Never use a half-wave rectifier in a CT secondary. On alternate
half-cycles it presents an open circuit to the CT secondary. If this
happens, the CT secondary voltage will skyrocket to very high numbers on
those half-cycles. You will very likely damage the CT or the connected
circuitry from the high voltage pulses.

Randy


"Ignoramus29580" <ignoramus29580@xxxxxxxxxxxxxxxxxxxx> wrote in message
news:9SOnf.440$CV4.427@xxxxxxxxxxxxxxxxxxxxxxxx
> On Tue, 13 Dec 2005 23:58:59 +0000, pentagrid@xxxxxxxxx
> <pentagrid@xxxxxxxxx> wrote:
>> On Tue, 13 Dec 2005 20:23:52 GMT, Ignoramus29580
>><ignoramus29580@xxxxxxxxxxxxxxxxxxxx> wrote:
>>
>>>Let's say that I have a cable and I want to measure the AC current
>>>going through it. Up to, say, 100 amps.
>>>
>>>I could use a current transformer, right?
>>>
>>>If I have a say 200:1 current transformer, then on a 100 amp AC
>>>current it would want to produce a 0.5 amp current. Then if I stick,
>>>say, a 1 ohm resistor across it, it would produce 0.5*1 = 0.5 volts
>>>AC across the resistor.
>>>
>>>Is that right?
>>
>>
>>
>> While this is correct it's not the best way to use a
>> current transformer as a measurement device.
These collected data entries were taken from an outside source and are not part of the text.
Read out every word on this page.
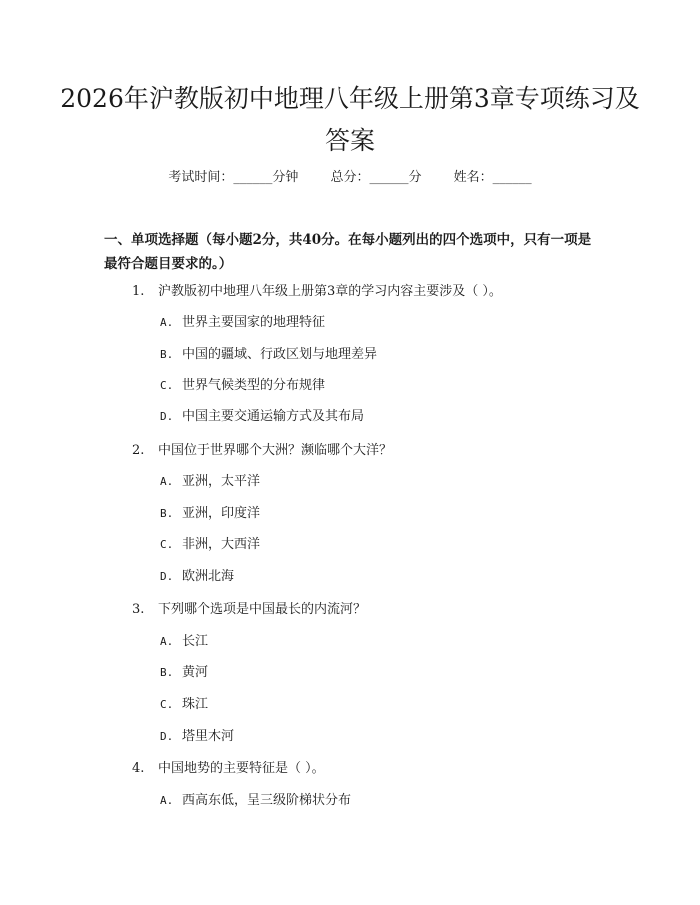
2026年沪教版初中地理八年级上册第3章专项练习及答案
考试时间：______分钟 总分：______分 姓名：______
一、单项选择题（每小题2分，共40分。在每小题列出的四个选项中，只有一项是最符合题目要求的。）
1. 沪教版初中地理八年级上册第3章的学习内容主要涉及（ ）。
A. 世界主要国家的地理特征
B. 中国的疆域、行政区划与地理差异
C. 世界气候类型的分布规律
D. 中国主要交通运输方式及其布局
2. 中国位于世界哪个大洲？濒临哪个大洋？
A. 亚洲，太平洋
B. 亚洲，印度洋
C. 非洲，大西洋
D. 欧洲北海
3. 下列哪个选项是中国最长的内流河？
A. 长江
B. 黄河
C. 珠江
D. 塔里木河
4. 中国地势的主要特征是（ ）。
A. 西高东低，呈三级阶梯状分布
This because most
>> meters capable of reading a few volts AC FSD are messed up by the
>> forward drop of diodes used to rectifiy the AC.
>>
>> The trick is to use it as a true current transformer without
>> an intermediate voltage transformation. Feed the output of the
>> current transformer directly into a full wave rectifier - silicon
>> diodes are OK because forward voltage drop is not important.
>
> Thanks, after some thinking I realized that it is excellent advice.
>
>
>> Short circuit the rectifier output directly through a DC
>> AMMETER. The ammeter will then read directly the MEAN value (0.90
>> x RMS) of the secondary current. The voltage drop of the
>> rectifier diodes will slightly increase the voltage drop at the
>> current transformer primary but will not affect the current
>> transformation ratio. For sine wave input waveform the equivalent
>> RMS current should be read as 1.11 x the indicated DC value.
>
> That's very nice. I looked at my current transformers today and
> realized that they are 200:0.1, not 200:1 as I incorrectly reported.
>
> So, 50 amp current would translate into 0.025 amp current on the
> transformer.
>
> With, say, a 50 ohm resistor it would amount to 1.25 volts across the
> resistor, or 0.03 watts of power dissipated on the resistor. I can get
> away with using a small cheap 1/8 watt resistor.
>
> i
>


.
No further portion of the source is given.